Apple’s 10th-generation iPad brings a major overhaul to the entry-level tablet
Leaving the basics behind
Apple debuted its 10th-generation iPad, with the latest update to the entry-level tablet. This new device leaves the basics behind and brings with it a major overhaul. There’s an updated design, support for new accessories, and a bunch of new features trickled down from the more premium offerings. It’s set to be Apple‘s best bang for your buck tablet, despite a hefty price hike.
Starting with the design, which is arguably the biggest change, we finally see Apple ditch the home button from this iPad. There’s a 10.9-inch Liquid Retina display that goes closer to the device’s edge than ever. It feels familiar to the iPad Air design for the past few models. The display boasts a 2360×1640 resolution, nearly 4 million pixels, 500 nits of brightness, and Apple’s True Tone technology.

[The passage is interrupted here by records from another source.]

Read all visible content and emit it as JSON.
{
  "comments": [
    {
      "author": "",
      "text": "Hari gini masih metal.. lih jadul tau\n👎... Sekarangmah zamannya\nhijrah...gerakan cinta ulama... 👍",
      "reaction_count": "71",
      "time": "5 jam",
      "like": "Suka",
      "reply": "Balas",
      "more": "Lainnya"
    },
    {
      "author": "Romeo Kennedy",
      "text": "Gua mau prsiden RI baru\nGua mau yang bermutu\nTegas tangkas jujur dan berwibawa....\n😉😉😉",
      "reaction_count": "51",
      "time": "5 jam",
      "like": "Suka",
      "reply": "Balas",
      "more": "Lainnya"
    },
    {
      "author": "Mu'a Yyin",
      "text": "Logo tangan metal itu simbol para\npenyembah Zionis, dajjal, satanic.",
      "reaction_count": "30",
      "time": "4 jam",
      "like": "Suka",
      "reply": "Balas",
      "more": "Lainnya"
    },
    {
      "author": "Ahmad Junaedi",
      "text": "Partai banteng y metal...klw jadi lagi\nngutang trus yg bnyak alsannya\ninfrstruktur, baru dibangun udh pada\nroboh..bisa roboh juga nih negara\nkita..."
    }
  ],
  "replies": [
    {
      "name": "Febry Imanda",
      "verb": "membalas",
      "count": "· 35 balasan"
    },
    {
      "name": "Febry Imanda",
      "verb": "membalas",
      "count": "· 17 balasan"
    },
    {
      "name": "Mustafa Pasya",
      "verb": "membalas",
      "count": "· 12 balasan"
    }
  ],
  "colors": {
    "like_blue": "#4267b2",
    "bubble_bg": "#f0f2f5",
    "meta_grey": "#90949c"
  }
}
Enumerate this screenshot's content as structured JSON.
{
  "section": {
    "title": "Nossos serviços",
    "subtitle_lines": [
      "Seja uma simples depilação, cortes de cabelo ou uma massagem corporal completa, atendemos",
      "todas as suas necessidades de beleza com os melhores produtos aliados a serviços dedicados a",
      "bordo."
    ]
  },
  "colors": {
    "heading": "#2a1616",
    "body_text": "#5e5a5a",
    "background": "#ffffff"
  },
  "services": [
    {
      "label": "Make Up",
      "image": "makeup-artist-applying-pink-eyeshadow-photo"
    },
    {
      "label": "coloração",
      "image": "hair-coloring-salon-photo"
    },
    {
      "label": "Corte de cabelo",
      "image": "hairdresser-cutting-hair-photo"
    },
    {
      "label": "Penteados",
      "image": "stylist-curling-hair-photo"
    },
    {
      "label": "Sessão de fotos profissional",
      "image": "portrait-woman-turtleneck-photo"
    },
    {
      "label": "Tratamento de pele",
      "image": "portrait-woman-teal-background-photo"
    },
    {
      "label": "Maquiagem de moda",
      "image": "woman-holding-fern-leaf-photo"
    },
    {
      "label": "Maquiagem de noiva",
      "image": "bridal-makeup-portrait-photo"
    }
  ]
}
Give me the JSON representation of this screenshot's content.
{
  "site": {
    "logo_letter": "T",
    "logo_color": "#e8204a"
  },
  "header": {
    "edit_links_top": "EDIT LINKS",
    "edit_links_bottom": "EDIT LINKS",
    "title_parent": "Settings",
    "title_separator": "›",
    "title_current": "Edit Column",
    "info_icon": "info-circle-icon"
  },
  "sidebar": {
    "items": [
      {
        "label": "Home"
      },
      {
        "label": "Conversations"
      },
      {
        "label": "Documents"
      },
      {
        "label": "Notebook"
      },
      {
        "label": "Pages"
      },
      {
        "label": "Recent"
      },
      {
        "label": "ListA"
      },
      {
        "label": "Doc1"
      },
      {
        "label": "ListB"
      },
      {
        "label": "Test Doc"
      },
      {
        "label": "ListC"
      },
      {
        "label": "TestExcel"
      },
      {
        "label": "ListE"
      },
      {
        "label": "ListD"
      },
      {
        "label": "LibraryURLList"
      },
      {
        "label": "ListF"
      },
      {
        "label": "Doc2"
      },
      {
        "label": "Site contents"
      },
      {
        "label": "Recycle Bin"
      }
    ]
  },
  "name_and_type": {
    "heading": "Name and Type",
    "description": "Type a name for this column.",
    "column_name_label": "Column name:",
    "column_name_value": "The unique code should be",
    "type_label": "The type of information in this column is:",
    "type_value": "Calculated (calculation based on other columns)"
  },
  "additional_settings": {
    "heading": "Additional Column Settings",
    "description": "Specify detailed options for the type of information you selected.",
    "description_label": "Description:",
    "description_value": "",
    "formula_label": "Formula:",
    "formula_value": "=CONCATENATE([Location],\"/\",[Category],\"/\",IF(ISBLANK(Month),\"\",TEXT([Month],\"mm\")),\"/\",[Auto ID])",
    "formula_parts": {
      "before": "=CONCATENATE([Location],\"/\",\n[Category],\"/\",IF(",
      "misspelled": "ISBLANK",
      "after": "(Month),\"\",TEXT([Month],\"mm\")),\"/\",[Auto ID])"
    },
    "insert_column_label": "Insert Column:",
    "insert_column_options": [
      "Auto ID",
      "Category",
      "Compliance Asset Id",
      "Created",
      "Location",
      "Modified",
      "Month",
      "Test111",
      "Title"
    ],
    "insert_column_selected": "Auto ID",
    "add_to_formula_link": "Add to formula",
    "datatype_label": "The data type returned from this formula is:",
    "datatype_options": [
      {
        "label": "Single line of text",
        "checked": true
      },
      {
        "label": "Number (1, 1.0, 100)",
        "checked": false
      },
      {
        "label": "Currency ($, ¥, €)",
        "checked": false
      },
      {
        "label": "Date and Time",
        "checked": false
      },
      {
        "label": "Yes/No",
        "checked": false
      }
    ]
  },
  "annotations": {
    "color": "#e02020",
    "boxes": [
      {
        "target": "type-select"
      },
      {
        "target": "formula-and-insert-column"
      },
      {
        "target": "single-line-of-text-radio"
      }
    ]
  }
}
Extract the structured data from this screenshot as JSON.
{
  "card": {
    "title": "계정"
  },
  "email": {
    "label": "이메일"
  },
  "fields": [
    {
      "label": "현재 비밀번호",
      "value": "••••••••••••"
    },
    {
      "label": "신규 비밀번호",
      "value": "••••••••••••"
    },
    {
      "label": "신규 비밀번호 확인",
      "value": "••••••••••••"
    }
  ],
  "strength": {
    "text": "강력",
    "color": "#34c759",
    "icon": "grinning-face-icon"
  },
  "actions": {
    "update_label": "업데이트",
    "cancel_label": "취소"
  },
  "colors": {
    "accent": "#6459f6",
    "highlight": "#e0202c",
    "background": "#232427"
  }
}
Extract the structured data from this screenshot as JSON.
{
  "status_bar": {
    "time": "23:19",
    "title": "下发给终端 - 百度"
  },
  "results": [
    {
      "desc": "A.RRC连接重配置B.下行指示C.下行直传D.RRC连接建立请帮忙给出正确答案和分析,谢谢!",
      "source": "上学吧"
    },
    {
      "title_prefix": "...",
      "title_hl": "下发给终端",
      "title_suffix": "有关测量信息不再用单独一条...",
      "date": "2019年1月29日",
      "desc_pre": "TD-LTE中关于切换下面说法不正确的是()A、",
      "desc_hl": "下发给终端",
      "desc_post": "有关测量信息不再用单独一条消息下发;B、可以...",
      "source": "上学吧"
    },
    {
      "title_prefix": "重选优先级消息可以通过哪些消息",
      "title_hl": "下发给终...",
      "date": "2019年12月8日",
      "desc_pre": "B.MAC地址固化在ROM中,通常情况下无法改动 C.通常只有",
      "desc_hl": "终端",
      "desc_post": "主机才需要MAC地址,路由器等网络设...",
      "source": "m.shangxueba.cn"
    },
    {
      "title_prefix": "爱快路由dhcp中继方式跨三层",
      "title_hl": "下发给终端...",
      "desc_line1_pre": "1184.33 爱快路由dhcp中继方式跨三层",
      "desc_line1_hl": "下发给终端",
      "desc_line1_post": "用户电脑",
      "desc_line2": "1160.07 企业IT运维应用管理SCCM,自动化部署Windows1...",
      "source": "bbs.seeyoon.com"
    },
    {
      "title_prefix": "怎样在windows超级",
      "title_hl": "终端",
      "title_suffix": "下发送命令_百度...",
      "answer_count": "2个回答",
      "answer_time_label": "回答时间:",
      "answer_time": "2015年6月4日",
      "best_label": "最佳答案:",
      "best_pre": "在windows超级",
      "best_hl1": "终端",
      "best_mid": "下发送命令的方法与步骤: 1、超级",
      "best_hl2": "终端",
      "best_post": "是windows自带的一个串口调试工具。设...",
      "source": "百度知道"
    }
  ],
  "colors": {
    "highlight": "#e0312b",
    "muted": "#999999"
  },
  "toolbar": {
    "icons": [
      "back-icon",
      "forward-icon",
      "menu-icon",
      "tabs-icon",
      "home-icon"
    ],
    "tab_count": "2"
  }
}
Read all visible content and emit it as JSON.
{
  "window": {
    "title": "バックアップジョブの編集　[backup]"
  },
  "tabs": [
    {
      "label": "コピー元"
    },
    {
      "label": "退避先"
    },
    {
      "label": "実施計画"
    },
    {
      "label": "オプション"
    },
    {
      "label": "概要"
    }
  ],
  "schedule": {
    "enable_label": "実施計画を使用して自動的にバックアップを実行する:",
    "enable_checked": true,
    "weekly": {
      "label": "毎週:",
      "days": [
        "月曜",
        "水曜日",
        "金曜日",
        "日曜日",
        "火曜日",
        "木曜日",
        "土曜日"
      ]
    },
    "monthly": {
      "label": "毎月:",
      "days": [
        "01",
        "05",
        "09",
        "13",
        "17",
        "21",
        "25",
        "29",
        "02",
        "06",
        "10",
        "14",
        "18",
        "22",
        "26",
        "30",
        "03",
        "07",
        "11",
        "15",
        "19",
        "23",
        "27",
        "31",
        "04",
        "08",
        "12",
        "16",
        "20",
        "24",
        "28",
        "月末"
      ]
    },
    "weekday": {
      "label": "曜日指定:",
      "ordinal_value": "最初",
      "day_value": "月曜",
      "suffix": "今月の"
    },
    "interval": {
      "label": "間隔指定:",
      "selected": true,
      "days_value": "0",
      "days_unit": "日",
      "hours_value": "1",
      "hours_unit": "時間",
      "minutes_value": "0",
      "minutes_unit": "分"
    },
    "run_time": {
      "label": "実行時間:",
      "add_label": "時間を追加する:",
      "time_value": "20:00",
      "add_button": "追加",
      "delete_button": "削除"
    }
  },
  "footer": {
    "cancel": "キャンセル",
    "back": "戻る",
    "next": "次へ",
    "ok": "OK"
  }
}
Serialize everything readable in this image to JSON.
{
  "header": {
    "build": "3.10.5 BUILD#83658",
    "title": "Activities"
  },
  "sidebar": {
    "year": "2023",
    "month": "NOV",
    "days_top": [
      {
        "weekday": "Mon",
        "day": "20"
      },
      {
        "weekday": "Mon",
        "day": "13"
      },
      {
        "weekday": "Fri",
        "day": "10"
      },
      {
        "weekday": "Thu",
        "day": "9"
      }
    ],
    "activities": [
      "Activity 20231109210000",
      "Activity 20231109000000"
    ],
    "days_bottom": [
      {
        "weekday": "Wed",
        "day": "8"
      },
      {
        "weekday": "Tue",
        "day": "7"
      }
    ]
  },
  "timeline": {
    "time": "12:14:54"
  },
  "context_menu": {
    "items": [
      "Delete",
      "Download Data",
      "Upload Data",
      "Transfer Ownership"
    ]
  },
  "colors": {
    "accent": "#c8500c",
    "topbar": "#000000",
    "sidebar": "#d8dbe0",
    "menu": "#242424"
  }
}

The design changes don’t end there. Touch ID has been relocated to the power button on the top of the iPad, just like on other iPad models. And new to this 10th generation device are a whole suite of colours. You’ll be able to nab the latest tablet in blue, pink, yellow, or silver.
Inside the latest generation iPad is the A14 Bionic chipset from the iPhone 12 Pro series. It offers a 20% CPU and 10% GPU boost from the 9th-gen device, making all manner of tasks easier. This iPad is targeted for everyday use, and the tablet will laugh in the face of any task you throw at it.
New to this tablet, and any iPad in Apple’s line-up for that matter, is a landscape-orientated selfie snapper. It’s a 12MP ultra-wide camera with a 122-degree field of view to support Center Stage. It positions the camera perfectly for video calls, but ou might need to readjust muscle-memory!
Moving to the back, you’ll find a 12MP unit on iPad with support for 4K video and 240-fps slo-mo. Accompanying the cameras are two microphones with noise cancellation for clearer audio. The speakers have also shifted to landscape, as opposed to on the 9th-gen, which had them on a single edge.
The new iPad supports Wi-Fi 6, 5G on cellular models, and USB-C for rapid connection. Unfortunately, it still only supports the 1st-gen Apple Pencil (which you’ll need a £10/$10 adapter to charge). But, there’s a new Magic Keyboard Folio case to offer the keyboard and trackpad experience for the first time on this device. Of course, many goodies in iPadOS 16 (although not the controversial Stage Manager) are making their way to this device when it rolls out on 24 October.
This latest iPad is available to order from Apple today (18 October), and will begin shipping on 26 October. Bad news – pricing makes a rather large $120 jump from the previous generation. You can grab the Wi-Fi version from $449/£499, with an extra $150/£170 for the cellular variant. There are still only two storage options: 64GB or 256GB.